Brazilian Marine Corps Performs Basic Team Training

ADEST-EQ 2018, held at the Marambaia Island Training Center, in Rio de Janeiro, mobilized 2,400 service members and kicked off the Marine Corps training cycle.
Taciana Moury/Diálogo | 31 May 2018

Capacity Building

Marines position a .50-caliber machine gun on the ground as part of the precision shooting leg of the training. (Photo: Fleet Marine Squad, Brazilian Navy)

The Brazilian Marine Corps’ (CFN, in Portuguese) Fleet Marine Squad (FFE, in Portuguese) of the Brazilian Navy, began the first cycle of training with the 2018 edition of Basic Team Training (ADEST-EQ 2018, in Portuguese) at the Marambaia Island Training Center (CADIM, in Portuguese), March 21st–April 23rd. The objective is to train service members on basic and individual combat procedures and prepare them for other operations throughout the year.

For the shooting on the move activity, combat groups divide into smaller groups to advance on enemy territory. (Photo: Fleet Marine Squad, Brazilian Navy)

Four groups of marines, with about 600 service members each, took part in the training at different times. According to CFN Lieutenant Colonel Dirlei Donizette Côdo, coordinator of ADEST-EQ 2018, the exercise serves as the basis for marines training, prompting great care for activities to deliver positive results. “Small groups [of marines] who will take part in more complex exercises are put together and trained. If the quality of the exercise is compromised, there could be repercussions for other training events throughout the year,” explained Lt. Col. Dirlei.

CFN Captain Gabriel Ferreira Mattos, commander of the 1st Company from the 1st Marine Infantry Battalion, Riachuelo Battalion, was part of the exercise’s third group to train at CADIM, April 7th–15th. According to the officer, the exercise helps standardize marines’ basic knowledge. “Service members from the Amphibious Division and the Reinforcement Troop Command were among those participating,” Capt. Ferreira Mattos said. “Instructions to conduct patrols, map orientation, first aid, urban area military operations, jungle survival, mines and traps, swimming, ship training, and shooting on the move, among other activities, were part of the training,” he said.

The importance of individual shooting

According to Lt. Col. Dirlei, each activity has a specific goal. “Precision shooting, physical-military preparation, ground navigation, swimming, and the use of armored vehicles are all fundamental to marines,” he said, adding that live fire is among the most important requirements. “During ADEST-EQ 2018, countless exercises were conducted with individual and group weapons, using real ammunition so the amphibious combatant is always ready to use his weapon with efficiency and competence,” he said.

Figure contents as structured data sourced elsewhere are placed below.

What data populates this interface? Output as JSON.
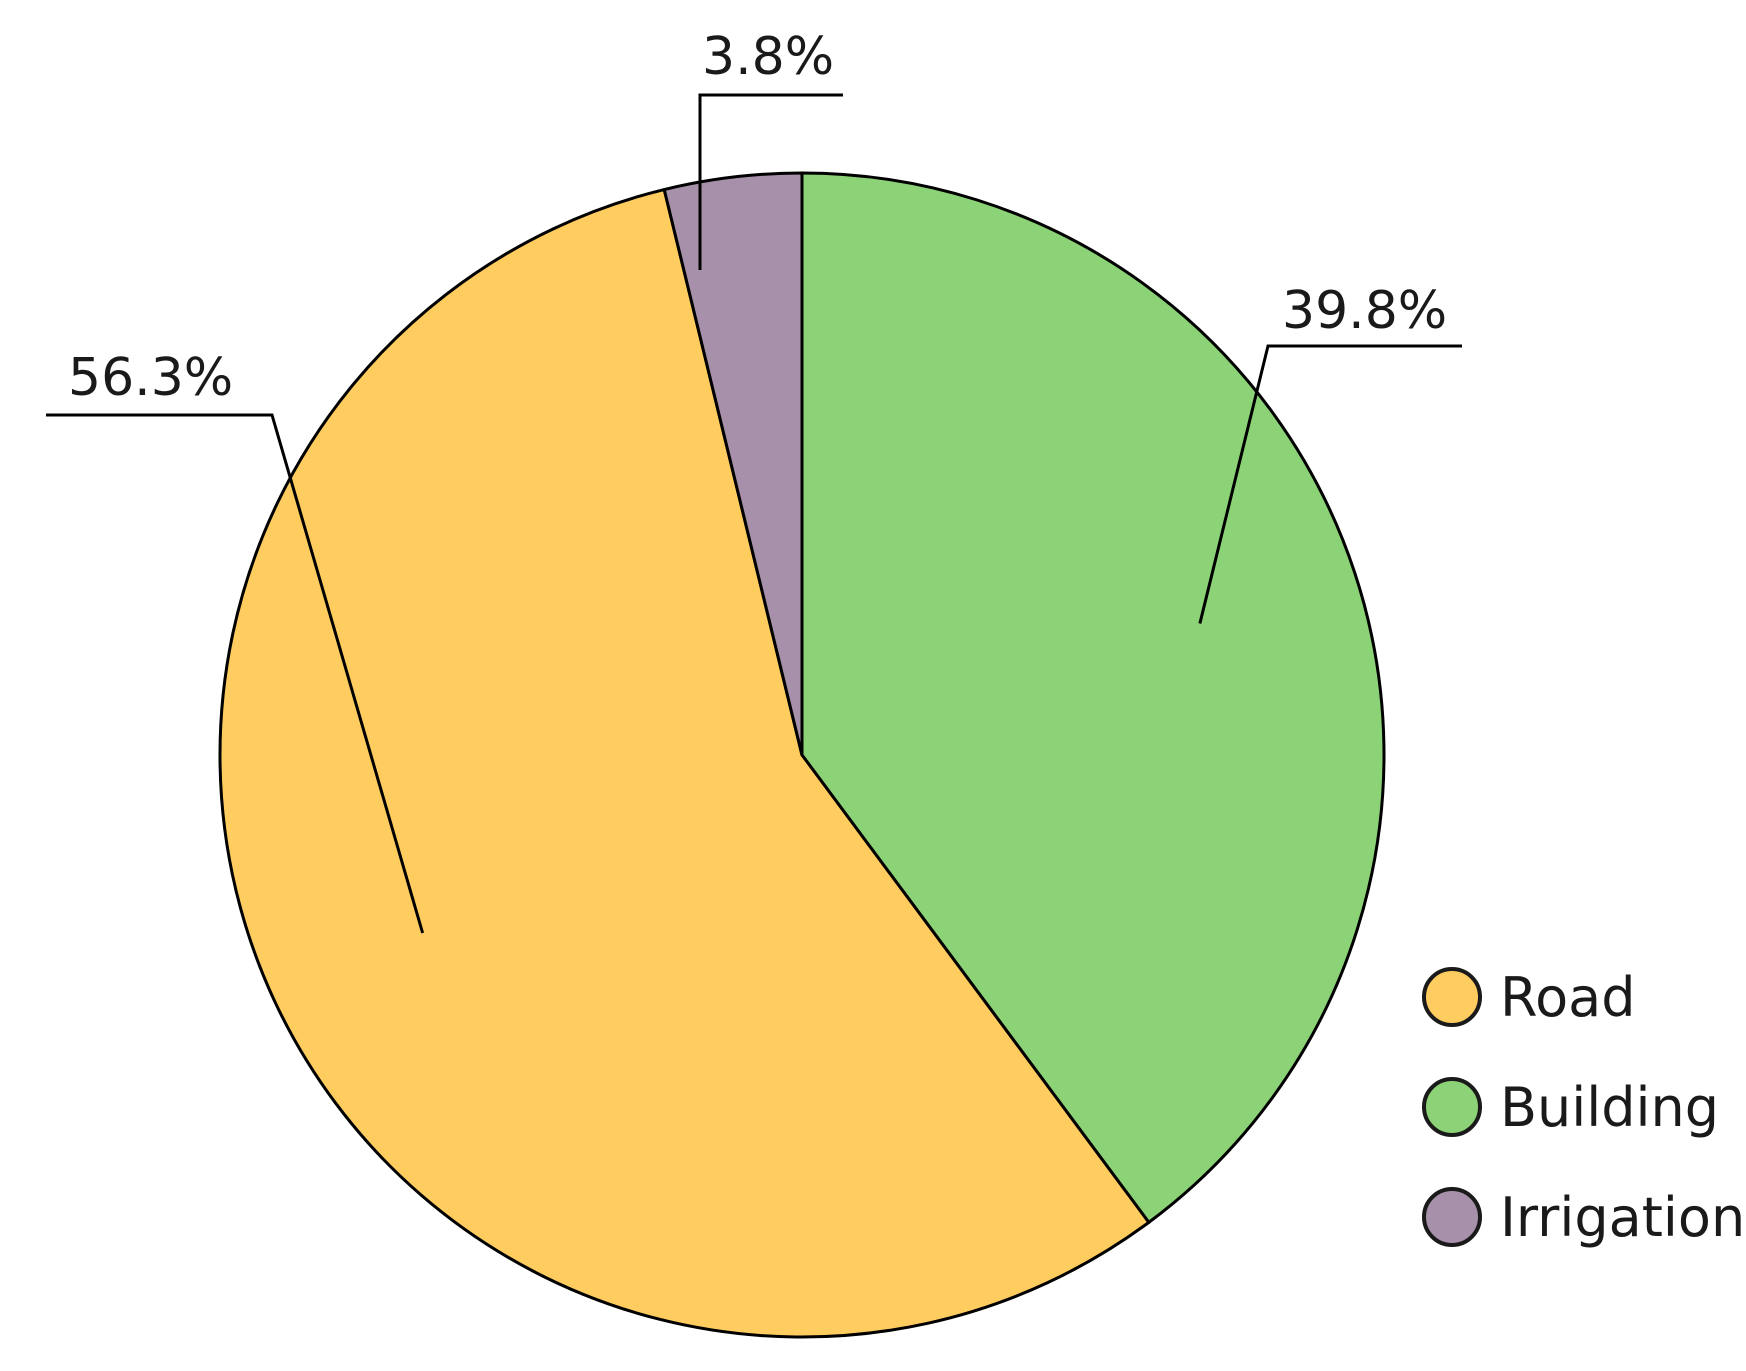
{
  "chart_data": {
    "type": "pie",
    "title": "",
    "categories": [
      "Road",
      "Building",
      "Irrigation"
    ],
    "values": [
      56.3,
      39.8,
      3.8
    ],
    "value_labels": [
      "56.3%",
      "39.8%",
      "3.8%"
    ],
    "colors": [
      "#FECC5F",
      "#8CD276",
      "#A790AA"
    ],
    "start_angle_deg": 0,
    "direction": "clockwise",
    "slice_order": [
      "Building",
      "Road",
      "Irrigation"
    ],
    "legend": {
      "position": "bottom-right",
      "entries": [
        "Road",
        "Building",
        "Irrigation"
      ]
    }
  }
}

Marines taking part in ADEST-EQ 2018 learn vessel-boarding techniques. (Photo: Fleet Marine Squad, Brazilian Navy)

During the training, obstacle courses simulate real situations the FFE encounters in various types of operations. Marines are tested and trained to respond quickly when fulfilling their duties with the use of strategically placed targets.

One of the exercises took place on the Combat Group (GC, in Portuguese) obstacle course. During the activity, each group was put on patrol, while instructors simulated real combat scenarios, such as ambushes, attacks, and injuries, said Capt. Ferreira Mattos. “The objective was to evaluate GC command leadership, the correct use of rapid deployment tactics, and shooting squad formations for various situations,” he said.

According to Lt. Col. Dirlei, the 2018 edition stood out due to small group leaders’ autonomy and opportunity to show off their skills. “The training used a general cargo landing vessel, a Naval Air Force helicopter, light and heavy vehicles, as well as M-113 armored vehicles,” he said.

Service members from 17 FFE organizations took part in ADEST-EQ 2018. According to Lt. Col. Dirlei, a logistics structure was set up for the exercise to take place. “Moving 2,400 people to Restinga da Marambaia takes a major land and sea transport effort, and for the actual setup with requirements inherent to an exercise of this size,” he said.

The exercise contributes to marines’ individual and team preparation to conduct trainings at subunit levels (SU, in Portuguese)—i.e., a company—and unit levels (U), that is, a battalion. A battalion or unit can have multiple companies or subunits. “The effective use of SUs and Us from the get-go is related to small groups’ level of preparation,” Lt. Col. Dirlei said. “In addition, it contributes to marines’ performance while carrying out a mission, both for the protection of our borders, and for the success of all operations FFE participates in.”

The marines’ training cycle, beginning with ADEST-EQ, continues throughout 2018 with several operations, according to information from FFE. Some examples include: a Basic Subunit Infantry Exercise (SUBEX-INF, in Portuguese), which focuses on ground operations; and a Rapid Force Deployment preparation (ADEST-FER, in Portuguese), which strives to maintain operational readiness at all times. Additionally, there is Operation Formosa, considered one of FFE’s largest exercises in the central plateau, and Operation Dragon (Operação Dragão), the most thorough marine training, which involves all phases of an amphibious operation.